The information obtained so far is scanty and remains to be completed, but sufficient has been collected to allow the formulation of some definite view upon the chemical aspect of the metamorphic activity of the anterior lobe. It is apparent that the chemical composition of the responsible factor is characterised by the association of phosphate phosphorus with a protein complex, and it depends upon the phosphate for the full expression of its activity. This phosphate portion differs from the remaining phosphate present in the lobe by reason of its insolubility in alcohol, ether, chloroform and water and the need for dilute acid (acetic) for its extraction, and the addition of iodine solution for its separation in these extracts. These features distinguish it from the growth factor—Tethelin—and further will assist in the comparison with other activities of the anterior pituitary as more detailed and accurate knowledge of their chemical properties accumulates. At the same time an advance in the knowledge of the constitution of the factor itself will be possible.
Quantitative estimations directly associate the phosphate phosphorus precipitated by iodine solution from active extracts of the anterior lobe pituitary in dilute acetic acid with the metamorphic activity of the lobe.
Substitution of the phosphate content of the iodine precipitate by other radicles (sulphate, acetate, picrate, etc.) results in the loss of activity.

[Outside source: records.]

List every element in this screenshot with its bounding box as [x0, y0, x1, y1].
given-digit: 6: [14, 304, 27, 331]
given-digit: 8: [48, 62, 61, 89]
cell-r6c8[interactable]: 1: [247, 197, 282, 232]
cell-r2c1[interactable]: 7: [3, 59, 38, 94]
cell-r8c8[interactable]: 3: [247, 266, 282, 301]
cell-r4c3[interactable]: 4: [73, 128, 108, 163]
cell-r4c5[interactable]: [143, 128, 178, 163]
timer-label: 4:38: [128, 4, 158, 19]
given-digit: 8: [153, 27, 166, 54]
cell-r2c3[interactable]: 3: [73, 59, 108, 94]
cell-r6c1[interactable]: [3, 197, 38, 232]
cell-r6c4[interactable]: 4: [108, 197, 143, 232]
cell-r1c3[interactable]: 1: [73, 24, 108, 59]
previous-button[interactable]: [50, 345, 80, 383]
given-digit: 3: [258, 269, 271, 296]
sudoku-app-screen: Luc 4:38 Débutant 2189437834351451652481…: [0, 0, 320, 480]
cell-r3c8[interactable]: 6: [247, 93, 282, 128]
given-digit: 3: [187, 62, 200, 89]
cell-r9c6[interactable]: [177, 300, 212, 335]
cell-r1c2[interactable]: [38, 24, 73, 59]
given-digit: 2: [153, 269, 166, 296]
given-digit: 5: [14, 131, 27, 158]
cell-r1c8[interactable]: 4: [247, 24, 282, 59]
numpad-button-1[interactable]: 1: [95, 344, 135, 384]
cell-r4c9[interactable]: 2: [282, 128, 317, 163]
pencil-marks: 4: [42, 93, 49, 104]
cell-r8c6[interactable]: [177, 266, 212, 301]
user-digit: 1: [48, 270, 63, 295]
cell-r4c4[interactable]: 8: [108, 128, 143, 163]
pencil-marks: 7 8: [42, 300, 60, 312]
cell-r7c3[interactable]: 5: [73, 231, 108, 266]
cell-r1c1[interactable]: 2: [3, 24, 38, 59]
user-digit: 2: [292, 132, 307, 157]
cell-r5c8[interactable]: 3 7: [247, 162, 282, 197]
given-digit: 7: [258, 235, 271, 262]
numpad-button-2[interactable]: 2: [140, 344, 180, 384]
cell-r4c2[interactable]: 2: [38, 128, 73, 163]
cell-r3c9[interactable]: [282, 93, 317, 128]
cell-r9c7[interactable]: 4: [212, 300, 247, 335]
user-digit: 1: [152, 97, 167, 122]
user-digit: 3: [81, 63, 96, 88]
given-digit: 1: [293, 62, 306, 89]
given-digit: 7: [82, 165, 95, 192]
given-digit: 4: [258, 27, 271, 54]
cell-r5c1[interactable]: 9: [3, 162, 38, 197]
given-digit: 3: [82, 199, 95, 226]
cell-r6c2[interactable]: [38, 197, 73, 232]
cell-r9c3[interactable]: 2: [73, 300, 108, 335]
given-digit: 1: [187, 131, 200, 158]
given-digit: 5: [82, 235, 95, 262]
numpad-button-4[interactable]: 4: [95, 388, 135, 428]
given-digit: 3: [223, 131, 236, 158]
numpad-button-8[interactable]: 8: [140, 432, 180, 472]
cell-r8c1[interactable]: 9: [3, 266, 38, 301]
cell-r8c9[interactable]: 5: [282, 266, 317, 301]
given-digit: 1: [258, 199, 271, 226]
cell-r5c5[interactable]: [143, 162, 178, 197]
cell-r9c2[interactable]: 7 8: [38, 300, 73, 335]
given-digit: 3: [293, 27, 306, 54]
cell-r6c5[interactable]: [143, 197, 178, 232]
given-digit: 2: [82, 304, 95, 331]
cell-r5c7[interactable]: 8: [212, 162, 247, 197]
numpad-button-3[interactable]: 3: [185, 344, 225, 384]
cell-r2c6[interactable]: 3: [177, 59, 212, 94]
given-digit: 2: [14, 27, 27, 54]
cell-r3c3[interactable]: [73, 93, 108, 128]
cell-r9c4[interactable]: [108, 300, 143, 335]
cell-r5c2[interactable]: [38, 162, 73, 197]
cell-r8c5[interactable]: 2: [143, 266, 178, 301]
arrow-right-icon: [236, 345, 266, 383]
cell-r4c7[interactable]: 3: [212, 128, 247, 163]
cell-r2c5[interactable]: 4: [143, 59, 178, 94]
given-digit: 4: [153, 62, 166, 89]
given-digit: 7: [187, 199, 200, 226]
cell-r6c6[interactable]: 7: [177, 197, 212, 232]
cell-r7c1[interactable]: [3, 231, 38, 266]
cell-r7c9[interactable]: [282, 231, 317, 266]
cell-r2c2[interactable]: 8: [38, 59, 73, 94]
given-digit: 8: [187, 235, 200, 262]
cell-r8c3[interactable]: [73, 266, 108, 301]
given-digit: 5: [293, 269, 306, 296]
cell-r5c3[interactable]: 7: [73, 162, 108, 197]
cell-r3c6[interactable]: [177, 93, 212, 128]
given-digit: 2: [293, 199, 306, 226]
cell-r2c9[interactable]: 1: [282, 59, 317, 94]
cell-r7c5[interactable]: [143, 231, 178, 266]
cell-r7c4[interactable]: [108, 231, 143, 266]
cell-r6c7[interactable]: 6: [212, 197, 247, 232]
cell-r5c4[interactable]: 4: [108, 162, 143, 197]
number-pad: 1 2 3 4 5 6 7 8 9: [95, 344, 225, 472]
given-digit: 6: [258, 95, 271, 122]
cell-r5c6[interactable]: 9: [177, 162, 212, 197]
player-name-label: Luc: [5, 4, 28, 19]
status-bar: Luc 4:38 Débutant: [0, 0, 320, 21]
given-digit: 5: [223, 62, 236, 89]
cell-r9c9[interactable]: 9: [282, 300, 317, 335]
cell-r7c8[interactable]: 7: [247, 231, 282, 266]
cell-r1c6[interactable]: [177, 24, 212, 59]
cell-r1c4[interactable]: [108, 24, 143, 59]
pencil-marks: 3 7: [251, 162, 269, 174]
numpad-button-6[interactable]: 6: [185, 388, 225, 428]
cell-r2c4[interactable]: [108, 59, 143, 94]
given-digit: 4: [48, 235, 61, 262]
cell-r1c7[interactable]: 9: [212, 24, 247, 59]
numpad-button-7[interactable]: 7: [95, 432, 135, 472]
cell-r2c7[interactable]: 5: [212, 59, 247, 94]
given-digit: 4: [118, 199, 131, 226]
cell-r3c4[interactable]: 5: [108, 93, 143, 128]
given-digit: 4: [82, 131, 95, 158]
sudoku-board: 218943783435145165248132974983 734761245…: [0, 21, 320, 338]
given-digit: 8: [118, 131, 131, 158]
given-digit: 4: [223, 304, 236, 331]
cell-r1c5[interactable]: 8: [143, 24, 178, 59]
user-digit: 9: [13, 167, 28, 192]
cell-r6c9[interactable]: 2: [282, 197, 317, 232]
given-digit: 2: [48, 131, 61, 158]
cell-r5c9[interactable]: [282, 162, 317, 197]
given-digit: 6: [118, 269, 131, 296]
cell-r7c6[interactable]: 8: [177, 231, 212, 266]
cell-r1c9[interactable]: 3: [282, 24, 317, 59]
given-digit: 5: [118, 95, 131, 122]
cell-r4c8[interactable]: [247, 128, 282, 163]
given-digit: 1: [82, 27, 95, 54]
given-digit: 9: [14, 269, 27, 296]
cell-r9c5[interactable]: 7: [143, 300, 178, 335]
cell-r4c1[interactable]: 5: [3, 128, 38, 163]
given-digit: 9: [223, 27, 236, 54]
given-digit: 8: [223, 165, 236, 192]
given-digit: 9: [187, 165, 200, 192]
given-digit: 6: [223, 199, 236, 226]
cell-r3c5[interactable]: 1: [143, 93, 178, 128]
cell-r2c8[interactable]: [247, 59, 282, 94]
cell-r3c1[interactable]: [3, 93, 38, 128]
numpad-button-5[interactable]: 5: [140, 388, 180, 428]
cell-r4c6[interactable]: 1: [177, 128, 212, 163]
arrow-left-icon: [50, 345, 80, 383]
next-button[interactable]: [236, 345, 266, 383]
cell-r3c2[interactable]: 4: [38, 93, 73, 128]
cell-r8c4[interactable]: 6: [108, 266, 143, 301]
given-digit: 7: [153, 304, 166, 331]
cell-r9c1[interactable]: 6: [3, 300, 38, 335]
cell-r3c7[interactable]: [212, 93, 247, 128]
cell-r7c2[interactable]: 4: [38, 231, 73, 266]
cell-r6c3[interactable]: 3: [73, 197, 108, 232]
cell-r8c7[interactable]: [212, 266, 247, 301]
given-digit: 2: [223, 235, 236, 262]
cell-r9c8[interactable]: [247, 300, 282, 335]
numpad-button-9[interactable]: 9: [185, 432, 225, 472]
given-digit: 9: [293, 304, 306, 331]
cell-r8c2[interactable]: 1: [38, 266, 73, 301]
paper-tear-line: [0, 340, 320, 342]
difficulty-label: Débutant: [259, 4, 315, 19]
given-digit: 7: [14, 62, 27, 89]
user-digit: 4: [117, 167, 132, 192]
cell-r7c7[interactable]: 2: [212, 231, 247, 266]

The active factor is insoluble in alcohol, chloroform and ether, which distinguishes it from Robertson’s growth-promoting tethelin.
The melanophore stimulant is independent of the phosphate content.
There is a small quantity of phosphate precipitated by iodine solution from posterior lobe extracts which indicates, apart from post-mortem diffusion, either the presence normally of the active factor in this lobe (Cone of Wulzen) or the existence of some other phosphate combination precipitated by iodine, but in effective in metamorphosis.
This work was done in the Zoological and Chemical Laboratories of Birkbeck College, University of London, and acknowledgement is due to Armour and Co. for the supply of glands from South America. In conclusion we thank Prof. H. G. Jackson for kindly revising MS.